The penalty for missing attestations is exactly the same as the reward for a successful one. Any downtime penalty will be recovered in the same amount of uptime.
Proposing a block is rare. Depending on the size of the validator pool, a single validator will on average only propose a block every few months. If you are unlucky enough to be offline at the time that your validator is asked to propose a block, that's also ok.
The Ethereum network is robust and designed to handle these situations. If you miss your block proposal, the slot that should have contained your block will be empty.
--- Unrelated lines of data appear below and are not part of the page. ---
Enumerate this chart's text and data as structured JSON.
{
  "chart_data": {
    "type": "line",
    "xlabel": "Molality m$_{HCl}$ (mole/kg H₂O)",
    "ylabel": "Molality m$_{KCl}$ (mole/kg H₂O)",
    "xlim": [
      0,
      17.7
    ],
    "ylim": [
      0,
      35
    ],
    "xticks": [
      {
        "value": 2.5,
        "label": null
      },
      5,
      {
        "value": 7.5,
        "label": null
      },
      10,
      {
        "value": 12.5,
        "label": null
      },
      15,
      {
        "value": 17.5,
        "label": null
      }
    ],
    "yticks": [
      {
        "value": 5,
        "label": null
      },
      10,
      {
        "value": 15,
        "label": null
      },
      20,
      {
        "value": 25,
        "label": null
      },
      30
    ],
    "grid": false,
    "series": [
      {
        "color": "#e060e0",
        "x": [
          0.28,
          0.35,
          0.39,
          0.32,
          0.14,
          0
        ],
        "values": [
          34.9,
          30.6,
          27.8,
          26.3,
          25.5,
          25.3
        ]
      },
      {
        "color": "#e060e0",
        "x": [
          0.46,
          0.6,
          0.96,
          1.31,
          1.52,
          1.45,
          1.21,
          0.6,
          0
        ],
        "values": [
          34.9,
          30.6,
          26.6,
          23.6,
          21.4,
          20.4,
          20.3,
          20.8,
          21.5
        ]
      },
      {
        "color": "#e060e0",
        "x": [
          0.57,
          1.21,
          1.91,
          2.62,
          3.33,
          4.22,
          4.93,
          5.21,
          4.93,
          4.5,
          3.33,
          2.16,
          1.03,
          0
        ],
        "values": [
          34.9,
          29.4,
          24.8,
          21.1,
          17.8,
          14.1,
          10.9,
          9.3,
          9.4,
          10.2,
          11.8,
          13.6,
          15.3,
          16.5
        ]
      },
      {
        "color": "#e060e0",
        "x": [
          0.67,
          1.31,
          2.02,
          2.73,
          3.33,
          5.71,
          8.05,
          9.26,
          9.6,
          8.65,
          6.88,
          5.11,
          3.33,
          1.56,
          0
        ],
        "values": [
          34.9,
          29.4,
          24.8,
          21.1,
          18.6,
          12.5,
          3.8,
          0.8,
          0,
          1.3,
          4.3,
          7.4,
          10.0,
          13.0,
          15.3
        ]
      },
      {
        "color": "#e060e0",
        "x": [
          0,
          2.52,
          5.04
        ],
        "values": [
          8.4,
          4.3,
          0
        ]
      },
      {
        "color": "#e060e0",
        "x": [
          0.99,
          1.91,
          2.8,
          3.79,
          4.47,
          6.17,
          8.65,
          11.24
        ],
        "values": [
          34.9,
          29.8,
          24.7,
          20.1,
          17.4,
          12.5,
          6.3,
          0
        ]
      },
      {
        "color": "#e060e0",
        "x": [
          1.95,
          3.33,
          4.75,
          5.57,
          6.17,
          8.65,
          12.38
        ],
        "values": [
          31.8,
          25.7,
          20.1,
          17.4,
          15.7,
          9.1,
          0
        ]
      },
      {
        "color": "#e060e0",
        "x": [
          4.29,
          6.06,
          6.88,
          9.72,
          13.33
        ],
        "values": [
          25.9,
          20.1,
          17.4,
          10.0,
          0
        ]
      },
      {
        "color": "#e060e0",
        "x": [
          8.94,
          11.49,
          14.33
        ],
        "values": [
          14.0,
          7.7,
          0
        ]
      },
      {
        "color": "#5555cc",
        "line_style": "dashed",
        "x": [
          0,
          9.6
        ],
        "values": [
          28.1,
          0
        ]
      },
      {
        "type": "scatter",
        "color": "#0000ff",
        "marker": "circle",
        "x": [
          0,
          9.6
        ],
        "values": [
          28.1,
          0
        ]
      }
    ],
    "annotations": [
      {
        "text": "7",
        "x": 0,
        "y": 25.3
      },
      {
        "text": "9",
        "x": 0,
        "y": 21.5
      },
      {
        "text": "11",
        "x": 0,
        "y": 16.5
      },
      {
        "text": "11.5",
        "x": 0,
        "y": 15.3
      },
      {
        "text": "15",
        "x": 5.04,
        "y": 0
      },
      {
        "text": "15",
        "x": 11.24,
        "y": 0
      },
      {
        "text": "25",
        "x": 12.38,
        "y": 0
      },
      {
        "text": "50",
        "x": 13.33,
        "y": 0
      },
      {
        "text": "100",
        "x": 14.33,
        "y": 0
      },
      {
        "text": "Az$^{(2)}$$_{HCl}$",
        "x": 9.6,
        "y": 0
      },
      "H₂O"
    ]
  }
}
Other than the lost rewards from missing the block proposal, there are no penalties or slashing that occurs from a missed block proposal.
If you have a large number of validators or want to minimize your downtime, consider running a second consensus and execution client pair and adding this endpoint to your already running validator client. This will ensure that if one of your client pairs goes down, your validator client will automatically fallback to the other one.
Doing this is a supported function by all validator client software as each client has slashing protections to ensure that you do not attest twice, so you will not get you slashed.
Do not however, configure a second validator service. By doing so your risk of slashing goes up massively. You should only ever have your validator keys in one place at any one time. Missing out on a few days of rewards may seem bad at the time, but getting slashed and bleeding ETH while you wait out the 5 week exit period post-slashing is a lot worse!
Having a second consensus-execution clients is great, but having a second validator client is not.